Stonebraker also developed lasting technical results on distributed query processing and transaction coordination protocols through development of Distributed Ingres, one of the first distributed database systems. Another highly influential project was XPRS, a parallel version of Postgres that explored the “shared nothing” approach to parallel database management. Mariposa, a massively-distributed federated database system, explored ideas, such as opportunistic data replication and decentralized query processing.

Stonebraker set the course for the design of scalable data systems as an early advocate for the adoption of the shared nothing database architecture. This approach is widely viewed as the only way to achieve and maintain scale, and is employed by nearly every major database vendor and “big data” solution today.

More recently, Stonebraker has been an advocate of the “no size fits all” approach to database systems architecture and has developed database architectures for specialized purposes. He pioneered real-time processing over streaming data sources (Aurora/StreamBase). His work on column-oriented storage architecture resulted in systems optimized for complex queries (C-Store/Vertica). He developed a high throughput, distributed main-memory online transaction processing system (H-Store/VoltDB). Stonebraker has also developed an extreme-scale data management and data analysis system for science (SciDB).

Background

Michael Stonebraker is adjunct professor at the Massachusetts Institute of Technology Computer Science and Artificial Intelligence Laboratory (MIT CSAIL) where he is also co-founder and co-director of the Intel Science and Technology Center for Big Data. Prior to MIT, Stonebraker was professor of computer science at the University of California at Berkeley for 29 years. A graduate of Princeton University, Stonebraker earned his master’s degree and his Ph.D. from the University of Michigan.

Stonebraker received the Software System award with Gerald Held and Eugene Wong for the development of Ingres (IBM’s System R was also recognized). He was the recipient of the inaugural SIGMOD Edgar F. Codd Innovations Award, and received the IEEE John von Neumann Medal. Stonebraker is an ACM Fellow and a member of the U.S. National Academy of Engineering.

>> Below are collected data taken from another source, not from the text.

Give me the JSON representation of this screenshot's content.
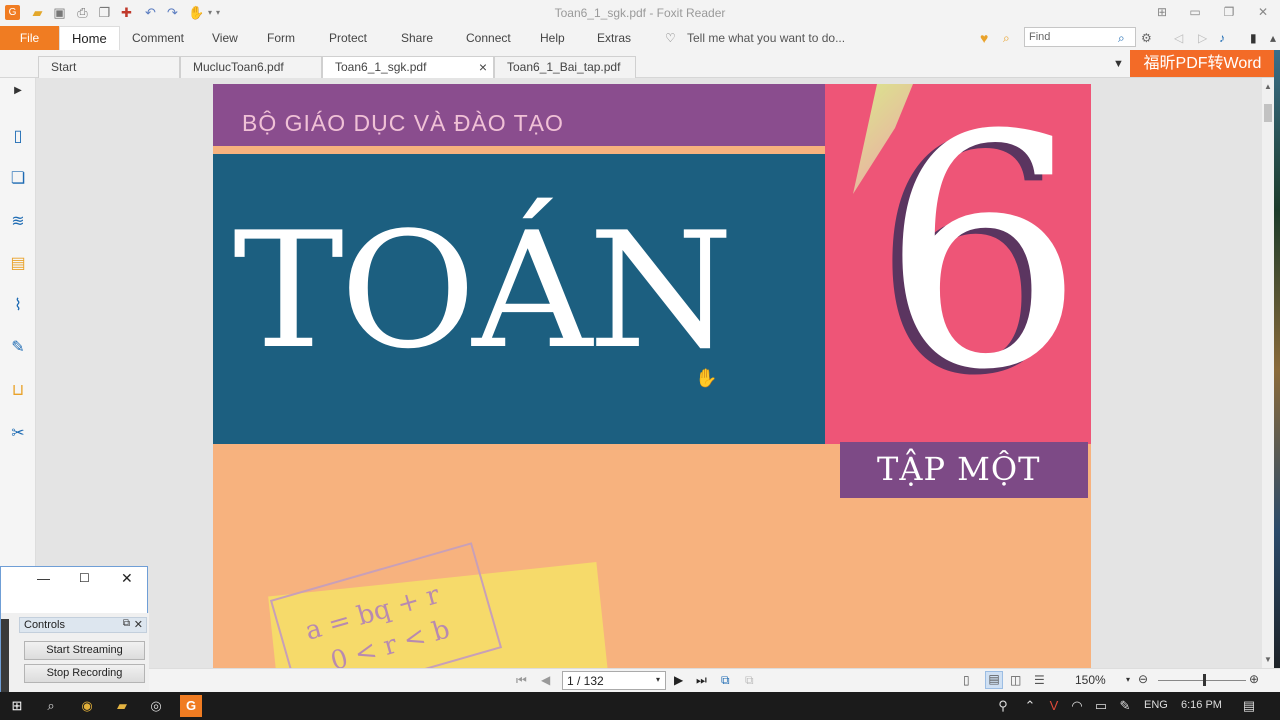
{
  "window": {
    "title": "Toan6_1_sgk.pdf - Foxit Reader"
  },
  "ribbon": {
    "file": "File",
    "tabs": [
      "Home",
      "Comment",
      "View",
      "Form",
      "Protect",
      "Share",
      "Connect",
      "Help",
      "Extras"
    ],
    "tell_me": "Tell me what you want to do...",
    "find_placeholder": "Find"
  },
  "doc_tabs": {
    "start": "Start",
    "tabs": [
      "MuclucToan6.pdf",
      "Toan6_1_sgk.pdf",
      "Toan6_1_Bai_tap.pdf"
    ],
    "close_glyph": "×"
  },
  "promo": "福昕PDF转Word",
  "pdf_page": {
    "ministry": "BỘ GIÁO DỤC VÀ ĐÀO TẠO",
    "subject": "TOÁN",
    "grade": "6",
    "volume": "TẬP MỘT",
    "formula1": "a = bq + r",
    "formula2": "0 < r < b"
  },
  "controls_window": {
    "panel_title": "Controls",
    "start_streaming": "Start Streaming",
    "stop_recording": "Stop Recording"
  },
  "statusbar": {
    "page": "1 / 132",
    "zoom": "150%"
  },
  "taskbar": {
    "lang": "ENG",
    "time": "6:16 PM"
  },
  "colors": {
    "accent": "#f07c22",
    "brand_orange": "#f36b27"
  }
}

Throughout his career, Stonebraker has proven the practical application of his research, founding several successful companies to commercialize his work, including Ingres (acquired by ASK and then Computer Associates), Illustra (acquired by Informix), Cohera (acquired by PeopleSoft), Streambase (acquired by Tibco), Vertica Systems (acquired by HP), VoltDB, Paradigm4 and Tamr.

ACM will present the 2014 A.M. Turing Award at its annual Awards Banquet on June 20, 2015, in San Francisco, CA.

About the ACM A.M. Turing Award

The A.M. Turing Award http://amturing.acm.org/ was named for Alan M. Turing, the British mathematician who articulated the mathematical foundation and limits of computing, and who was a key contributor to the Allied cryptanalysis of the German Enigma cipher and the German “Tunny” encoding machine in World War II. Since its inception in 1966, the Turing Award has honored the computer scientists and engineers who created the systems and underlying theoretical foundations that have propelled the information technology industry.

About ACM

ACM, the Association for Computing Machinery www.acm.org, is the world’s largest educational and scientific computing society, uniting computing educators, researchers and professionals to inspire dialogue, share resources and address the field’s challenges. ACM strengthens the computing profession’s collective voice through strong leadership, promotion of the highest standards, and recognition of technical excellence.  ACM supports the professional growth of its members by providing opportunities for life-long learning, career development, and professional networking.